8

Лена

Наш дом изменился до неузнаваемости. И дело было даже не в том, что мама поменяла картины на стенах, мебель и другие предметы интерьера, а в том, что исчез привычный уют. Пропал запах выпечки, шум телевизора, смех домочадцев.

Из помещения словно исчезла жизнь. Остались лишь большие окна и вымытый до скрипа холодный каменный пол, укрытый старинным ковром с восточным орнаментом – у него в отличие от безликой мебели наверняка была богатая биография, но к истории этого дома он не имел никакого отношения. Все здесь теперь было чужим и новым, как и я сама.

– Мам! – тихо позвала я.

Приглушенные голоса доносились откуда-то с летней кухни.

С тех пор как ушел отец, мама прошла несколько стадий привыкания к новой ситуации: сначала она молчала и сутками валялась на кровати у себя в комнате, потом она воспряла духом, принялась за перестановку и все время смеялась, как ни в чем не бывало. Потом снова впала в уныние, а теперь взялась за обустройство сада и веранды. Неужели ей стало лучше?

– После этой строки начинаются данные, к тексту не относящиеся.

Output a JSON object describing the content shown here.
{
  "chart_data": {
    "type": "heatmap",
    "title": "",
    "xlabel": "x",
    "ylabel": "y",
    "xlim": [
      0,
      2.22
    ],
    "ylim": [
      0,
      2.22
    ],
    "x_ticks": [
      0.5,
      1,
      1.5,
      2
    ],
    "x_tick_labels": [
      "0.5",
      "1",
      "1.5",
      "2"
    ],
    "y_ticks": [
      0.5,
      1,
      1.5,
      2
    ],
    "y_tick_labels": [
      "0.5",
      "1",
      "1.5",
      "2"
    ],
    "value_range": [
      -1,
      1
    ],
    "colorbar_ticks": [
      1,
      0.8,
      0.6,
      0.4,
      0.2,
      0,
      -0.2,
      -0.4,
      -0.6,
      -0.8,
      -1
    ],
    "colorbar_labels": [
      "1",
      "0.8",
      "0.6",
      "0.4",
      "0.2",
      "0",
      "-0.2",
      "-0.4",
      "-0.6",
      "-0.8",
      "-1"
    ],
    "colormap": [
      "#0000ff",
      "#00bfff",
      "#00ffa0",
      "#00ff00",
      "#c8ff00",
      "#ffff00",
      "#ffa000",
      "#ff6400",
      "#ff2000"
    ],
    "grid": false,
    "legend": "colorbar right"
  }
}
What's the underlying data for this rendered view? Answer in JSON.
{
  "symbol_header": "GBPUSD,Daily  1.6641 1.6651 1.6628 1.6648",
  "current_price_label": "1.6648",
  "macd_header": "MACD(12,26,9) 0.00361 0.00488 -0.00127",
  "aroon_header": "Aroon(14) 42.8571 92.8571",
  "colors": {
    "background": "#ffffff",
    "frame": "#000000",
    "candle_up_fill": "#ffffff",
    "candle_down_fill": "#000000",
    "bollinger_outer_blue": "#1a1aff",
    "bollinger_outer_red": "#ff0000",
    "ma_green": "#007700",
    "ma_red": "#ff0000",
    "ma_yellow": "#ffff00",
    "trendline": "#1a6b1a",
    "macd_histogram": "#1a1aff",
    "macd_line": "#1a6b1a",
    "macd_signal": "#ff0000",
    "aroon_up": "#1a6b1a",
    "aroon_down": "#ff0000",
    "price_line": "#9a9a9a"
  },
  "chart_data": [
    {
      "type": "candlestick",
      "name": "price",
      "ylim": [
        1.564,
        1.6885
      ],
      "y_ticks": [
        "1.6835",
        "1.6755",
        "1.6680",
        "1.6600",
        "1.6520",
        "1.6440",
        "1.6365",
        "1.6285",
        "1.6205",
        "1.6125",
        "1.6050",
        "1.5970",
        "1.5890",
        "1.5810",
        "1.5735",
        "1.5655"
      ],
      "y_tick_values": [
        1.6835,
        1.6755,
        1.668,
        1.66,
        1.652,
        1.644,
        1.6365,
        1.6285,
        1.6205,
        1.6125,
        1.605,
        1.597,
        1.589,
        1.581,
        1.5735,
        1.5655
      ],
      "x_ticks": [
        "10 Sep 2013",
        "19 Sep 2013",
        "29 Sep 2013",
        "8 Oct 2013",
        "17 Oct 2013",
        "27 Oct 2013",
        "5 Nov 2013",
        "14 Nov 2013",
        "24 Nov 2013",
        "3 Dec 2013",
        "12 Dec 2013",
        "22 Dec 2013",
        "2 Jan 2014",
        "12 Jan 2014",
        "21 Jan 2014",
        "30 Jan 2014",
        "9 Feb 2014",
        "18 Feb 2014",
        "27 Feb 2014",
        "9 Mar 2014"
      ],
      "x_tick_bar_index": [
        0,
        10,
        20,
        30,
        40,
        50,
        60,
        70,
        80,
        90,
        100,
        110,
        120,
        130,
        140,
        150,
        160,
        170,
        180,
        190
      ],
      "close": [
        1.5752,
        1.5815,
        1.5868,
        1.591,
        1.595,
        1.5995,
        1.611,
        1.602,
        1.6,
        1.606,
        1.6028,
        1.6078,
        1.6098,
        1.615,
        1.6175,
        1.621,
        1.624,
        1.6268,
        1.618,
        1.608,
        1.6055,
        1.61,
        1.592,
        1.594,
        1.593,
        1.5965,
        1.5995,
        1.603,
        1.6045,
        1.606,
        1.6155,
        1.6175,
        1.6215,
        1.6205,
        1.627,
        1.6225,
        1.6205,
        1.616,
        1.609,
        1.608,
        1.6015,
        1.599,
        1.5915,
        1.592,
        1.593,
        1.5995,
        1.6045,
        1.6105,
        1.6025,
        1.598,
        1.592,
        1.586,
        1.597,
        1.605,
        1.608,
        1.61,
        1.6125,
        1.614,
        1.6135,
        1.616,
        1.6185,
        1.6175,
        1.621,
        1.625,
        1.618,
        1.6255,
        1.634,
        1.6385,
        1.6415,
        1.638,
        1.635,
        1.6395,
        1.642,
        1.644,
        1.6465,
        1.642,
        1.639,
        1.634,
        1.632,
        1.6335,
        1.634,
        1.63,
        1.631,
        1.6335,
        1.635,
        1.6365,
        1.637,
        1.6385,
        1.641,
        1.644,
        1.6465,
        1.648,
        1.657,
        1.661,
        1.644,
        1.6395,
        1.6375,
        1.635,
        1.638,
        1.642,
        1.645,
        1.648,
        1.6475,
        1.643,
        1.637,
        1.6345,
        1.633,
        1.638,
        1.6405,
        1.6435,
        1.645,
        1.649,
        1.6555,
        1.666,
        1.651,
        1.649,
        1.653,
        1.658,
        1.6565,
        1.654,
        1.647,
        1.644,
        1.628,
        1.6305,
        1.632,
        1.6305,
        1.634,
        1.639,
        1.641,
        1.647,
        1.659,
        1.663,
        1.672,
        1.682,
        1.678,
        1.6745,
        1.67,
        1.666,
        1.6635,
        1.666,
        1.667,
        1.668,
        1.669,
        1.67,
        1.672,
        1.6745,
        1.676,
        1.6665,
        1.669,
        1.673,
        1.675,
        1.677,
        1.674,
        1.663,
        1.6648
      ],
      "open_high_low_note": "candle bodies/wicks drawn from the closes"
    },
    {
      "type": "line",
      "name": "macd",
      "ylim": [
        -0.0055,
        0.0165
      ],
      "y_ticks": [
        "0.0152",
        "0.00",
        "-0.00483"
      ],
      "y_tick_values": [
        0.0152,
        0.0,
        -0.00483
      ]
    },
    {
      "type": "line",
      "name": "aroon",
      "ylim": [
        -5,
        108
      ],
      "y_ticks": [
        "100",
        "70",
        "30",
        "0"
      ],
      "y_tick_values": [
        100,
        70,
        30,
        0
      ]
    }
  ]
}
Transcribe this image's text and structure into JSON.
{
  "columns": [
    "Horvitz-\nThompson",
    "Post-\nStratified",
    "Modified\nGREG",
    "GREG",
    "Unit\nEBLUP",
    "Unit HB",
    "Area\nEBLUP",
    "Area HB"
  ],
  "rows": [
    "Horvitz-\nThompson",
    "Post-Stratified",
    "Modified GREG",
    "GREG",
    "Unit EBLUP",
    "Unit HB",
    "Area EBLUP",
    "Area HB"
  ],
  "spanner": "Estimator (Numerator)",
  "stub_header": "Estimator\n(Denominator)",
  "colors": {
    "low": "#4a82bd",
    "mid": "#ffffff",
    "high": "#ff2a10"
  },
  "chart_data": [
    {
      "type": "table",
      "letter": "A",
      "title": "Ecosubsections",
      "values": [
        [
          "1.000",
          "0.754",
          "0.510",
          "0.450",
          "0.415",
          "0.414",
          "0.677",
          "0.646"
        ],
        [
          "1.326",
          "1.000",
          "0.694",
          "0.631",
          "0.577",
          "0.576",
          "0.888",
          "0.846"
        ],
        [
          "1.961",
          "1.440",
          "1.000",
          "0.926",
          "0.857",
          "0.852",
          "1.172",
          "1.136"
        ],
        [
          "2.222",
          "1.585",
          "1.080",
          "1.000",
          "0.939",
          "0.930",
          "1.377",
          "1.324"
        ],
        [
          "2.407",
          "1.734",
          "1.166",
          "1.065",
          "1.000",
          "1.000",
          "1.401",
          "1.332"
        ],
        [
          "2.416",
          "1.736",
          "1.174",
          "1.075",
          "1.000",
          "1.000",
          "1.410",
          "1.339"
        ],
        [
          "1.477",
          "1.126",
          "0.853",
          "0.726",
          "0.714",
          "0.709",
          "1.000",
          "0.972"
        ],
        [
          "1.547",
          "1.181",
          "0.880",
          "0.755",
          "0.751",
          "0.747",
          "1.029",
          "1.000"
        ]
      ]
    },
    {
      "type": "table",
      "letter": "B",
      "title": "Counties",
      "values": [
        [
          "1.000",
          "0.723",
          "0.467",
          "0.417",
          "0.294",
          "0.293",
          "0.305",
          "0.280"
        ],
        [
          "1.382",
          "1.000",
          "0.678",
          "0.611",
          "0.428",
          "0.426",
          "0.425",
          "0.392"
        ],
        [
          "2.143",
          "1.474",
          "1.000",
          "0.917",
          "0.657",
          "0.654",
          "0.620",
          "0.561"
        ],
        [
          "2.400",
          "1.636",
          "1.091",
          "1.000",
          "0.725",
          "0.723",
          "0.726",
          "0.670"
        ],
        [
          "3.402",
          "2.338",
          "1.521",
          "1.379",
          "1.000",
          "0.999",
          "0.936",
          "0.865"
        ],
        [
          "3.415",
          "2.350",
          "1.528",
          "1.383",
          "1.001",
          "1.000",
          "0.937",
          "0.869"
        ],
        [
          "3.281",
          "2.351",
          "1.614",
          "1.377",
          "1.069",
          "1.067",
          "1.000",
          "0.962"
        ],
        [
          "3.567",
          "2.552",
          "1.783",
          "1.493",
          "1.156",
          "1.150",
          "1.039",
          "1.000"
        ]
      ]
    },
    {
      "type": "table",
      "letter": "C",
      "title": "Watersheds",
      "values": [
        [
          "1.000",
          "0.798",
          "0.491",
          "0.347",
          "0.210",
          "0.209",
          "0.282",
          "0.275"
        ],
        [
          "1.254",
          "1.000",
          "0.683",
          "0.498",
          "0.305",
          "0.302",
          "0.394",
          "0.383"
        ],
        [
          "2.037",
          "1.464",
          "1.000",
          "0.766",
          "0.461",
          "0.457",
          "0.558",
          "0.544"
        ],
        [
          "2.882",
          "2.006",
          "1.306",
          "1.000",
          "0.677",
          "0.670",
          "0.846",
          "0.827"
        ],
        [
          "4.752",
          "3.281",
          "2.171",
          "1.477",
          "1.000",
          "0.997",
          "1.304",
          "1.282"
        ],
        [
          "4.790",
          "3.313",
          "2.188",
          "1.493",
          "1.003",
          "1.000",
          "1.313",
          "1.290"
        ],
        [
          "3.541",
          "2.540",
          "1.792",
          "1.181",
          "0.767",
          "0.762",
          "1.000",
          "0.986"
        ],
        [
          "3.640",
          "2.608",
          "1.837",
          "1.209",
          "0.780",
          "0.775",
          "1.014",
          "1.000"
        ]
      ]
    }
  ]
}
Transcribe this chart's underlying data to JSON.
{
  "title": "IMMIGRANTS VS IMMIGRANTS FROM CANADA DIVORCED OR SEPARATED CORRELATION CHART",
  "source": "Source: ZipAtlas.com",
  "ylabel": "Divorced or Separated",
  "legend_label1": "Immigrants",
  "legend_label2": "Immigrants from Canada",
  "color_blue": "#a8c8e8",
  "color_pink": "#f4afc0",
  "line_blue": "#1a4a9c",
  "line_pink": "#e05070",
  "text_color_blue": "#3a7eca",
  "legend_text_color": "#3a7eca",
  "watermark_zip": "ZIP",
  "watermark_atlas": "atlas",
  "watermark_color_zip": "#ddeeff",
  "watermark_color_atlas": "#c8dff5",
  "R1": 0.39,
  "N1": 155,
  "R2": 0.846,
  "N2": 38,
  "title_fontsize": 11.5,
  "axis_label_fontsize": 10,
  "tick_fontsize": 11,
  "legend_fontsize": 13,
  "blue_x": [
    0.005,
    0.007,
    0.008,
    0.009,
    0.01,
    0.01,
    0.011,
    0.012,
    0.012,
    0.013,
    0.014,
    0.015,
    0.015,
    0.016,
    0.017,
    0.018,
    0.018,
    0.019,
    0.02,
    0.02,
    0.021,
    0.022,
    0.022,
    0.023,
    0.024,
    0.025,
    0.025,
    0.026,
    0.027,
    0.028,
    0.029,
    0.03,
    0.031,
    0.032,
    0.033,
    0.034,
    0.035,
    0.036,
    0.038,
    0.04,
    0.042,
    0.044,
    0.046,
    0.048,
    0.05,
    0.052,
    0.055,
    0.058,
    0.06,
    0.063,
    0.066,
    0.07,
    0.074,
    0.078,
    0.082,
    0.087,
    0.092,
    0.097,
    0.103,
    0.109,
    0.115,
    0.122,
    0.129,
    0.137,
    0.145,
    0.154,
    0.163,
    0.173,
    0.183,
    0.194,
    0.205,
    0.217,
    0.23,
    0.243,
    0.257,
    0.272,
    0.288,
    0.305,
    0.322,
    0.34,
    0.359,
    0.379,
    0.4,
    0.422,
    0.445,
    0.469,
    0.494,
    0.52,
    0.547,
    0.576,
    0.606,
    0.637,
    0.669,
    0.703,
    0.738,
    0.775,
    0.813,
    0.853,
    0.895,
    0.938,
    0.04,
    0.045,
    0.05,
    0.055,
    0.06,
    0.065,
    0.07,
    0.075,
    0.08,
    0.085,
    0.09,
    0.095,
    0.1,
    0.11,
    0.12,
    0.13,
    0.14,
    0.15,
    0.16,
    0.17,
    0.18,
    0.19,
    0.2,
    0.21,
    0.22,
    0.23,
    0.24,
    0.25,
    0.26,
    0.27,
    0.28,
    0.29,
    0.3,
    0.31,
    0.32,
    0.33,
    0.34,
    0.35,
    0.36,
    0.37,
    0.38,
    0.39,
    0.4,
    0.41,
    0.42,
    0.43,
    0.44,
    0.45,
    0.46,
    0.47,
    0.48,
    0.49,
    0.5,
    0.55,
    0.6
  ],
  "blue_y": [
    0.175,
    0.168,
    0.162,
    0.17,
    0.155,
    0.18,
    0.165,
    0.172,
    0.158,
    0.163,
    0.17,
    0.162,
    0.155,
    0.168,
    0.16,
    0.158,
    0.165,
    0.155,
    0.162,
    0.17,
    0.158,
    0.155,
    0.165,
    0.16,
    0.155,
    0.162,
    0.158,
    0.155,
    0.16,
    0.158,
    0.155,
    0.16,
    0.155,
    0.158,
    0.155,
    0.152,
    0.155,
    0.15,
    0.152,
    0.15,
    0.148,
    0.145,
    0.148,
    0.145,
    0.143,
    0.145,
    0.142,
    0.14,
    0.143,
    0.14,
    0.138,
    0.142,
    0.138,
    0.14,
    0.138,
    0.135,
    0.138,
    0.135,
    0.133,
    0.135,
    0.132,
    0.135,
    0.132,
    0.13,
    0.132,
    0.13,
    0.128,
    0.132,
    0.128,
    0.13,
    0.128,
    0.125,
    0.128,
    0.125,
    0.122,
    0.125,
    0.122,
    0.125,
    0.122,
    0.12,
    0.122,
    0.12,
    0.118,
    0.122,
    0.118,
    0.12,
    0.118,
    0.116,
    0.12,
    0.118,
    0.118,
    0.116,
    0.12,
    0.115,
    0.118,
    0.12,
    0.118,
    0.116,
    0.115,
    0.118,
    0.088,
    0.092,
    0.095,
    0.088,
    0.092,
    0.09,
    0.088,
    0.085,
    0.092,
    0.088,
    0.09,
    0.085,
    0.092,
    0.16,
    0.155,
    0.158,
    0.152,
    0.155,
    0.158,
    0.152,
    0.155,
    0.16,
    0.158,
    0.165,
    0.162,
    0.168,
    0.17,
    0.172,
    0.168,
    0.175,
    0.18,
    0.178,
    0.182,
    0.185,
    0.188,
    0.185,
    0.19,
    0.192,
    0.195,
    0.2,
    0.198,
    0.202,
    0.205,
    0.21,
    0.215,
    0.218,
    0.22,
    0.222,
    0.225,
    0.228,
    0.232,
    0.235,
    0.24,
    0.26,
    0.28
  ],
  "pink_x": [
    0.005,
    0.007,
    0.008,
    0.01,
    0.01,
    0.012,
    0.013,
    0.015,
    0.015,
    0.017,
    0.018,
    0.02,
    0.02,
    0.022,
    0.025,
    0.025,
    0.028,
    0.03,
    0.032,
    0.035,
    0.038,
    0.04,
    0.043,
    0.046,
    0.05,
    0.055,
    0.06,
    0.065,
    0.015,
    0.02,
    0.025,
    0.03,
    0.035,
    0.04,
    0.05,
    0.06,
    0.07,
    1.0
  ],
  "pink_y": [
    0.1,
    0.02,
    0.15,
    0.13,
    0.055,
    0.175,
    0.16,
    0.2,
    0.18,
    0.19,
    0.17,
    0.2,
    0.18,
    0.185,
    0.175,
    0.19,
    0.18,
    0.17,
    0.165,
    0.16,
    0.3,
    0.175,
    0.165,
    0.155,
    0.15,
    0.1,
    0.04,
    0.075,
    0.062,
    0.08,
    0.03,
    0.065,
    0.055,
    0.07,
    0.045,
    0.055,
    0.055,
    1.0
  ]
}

И вот теперь, шагая по коридору, я слышала ее смех.

– Мам! – повторила я негромко.

– Ой, – хихикнул кто-то.

– Это моя дочь, – раздался мамин голос. И уже громче: – Леночка, это ты?

– Да! – отозвалась я, подходя к кухне, и вдруг застыла, увидев, что мама там не одна. – Э… здравствуйте…

За столом рядом с мамой восседал наш сосед – Жан-Пьер. Невысокий седой и полноватый мужчина со смешными тонкими усиками, подкрученными вверх на манер Пуаро. Этот тип раньше постоянно пытался заговорить с мамой на улице на ломаном русском, когда отец не видел, и меня это ужасно раздражало. А теперь, когда папа ушел, у этого наглеца хватило совести заявиться прямо к нам в дом.

– Леночка, ты помнишь нашего соседа? – Краснея, мама подлила мужчине чая в чашку. – Месье Жан-Пьер любезно помог мне собрать стеллаж для цветов.

Они переглянулись, и у меня кольнуло в груди. Соседи так не переглядываются. Что это? Что эти двое скрывают? Он что… ухаживает за моей мамой?! Вот этот хмырь с нечесаными седыми волосами, торчащими во все стороны? Этот коротышка с проплешиной? Этот карикатурный француз с лицом, сделанным будто из кулинарного жира и блестящим на солнце?

– Бонжур! – улыбнулся мужчина.

– Да, помню. – Я с силой свела челюсти. – Здравствуйте.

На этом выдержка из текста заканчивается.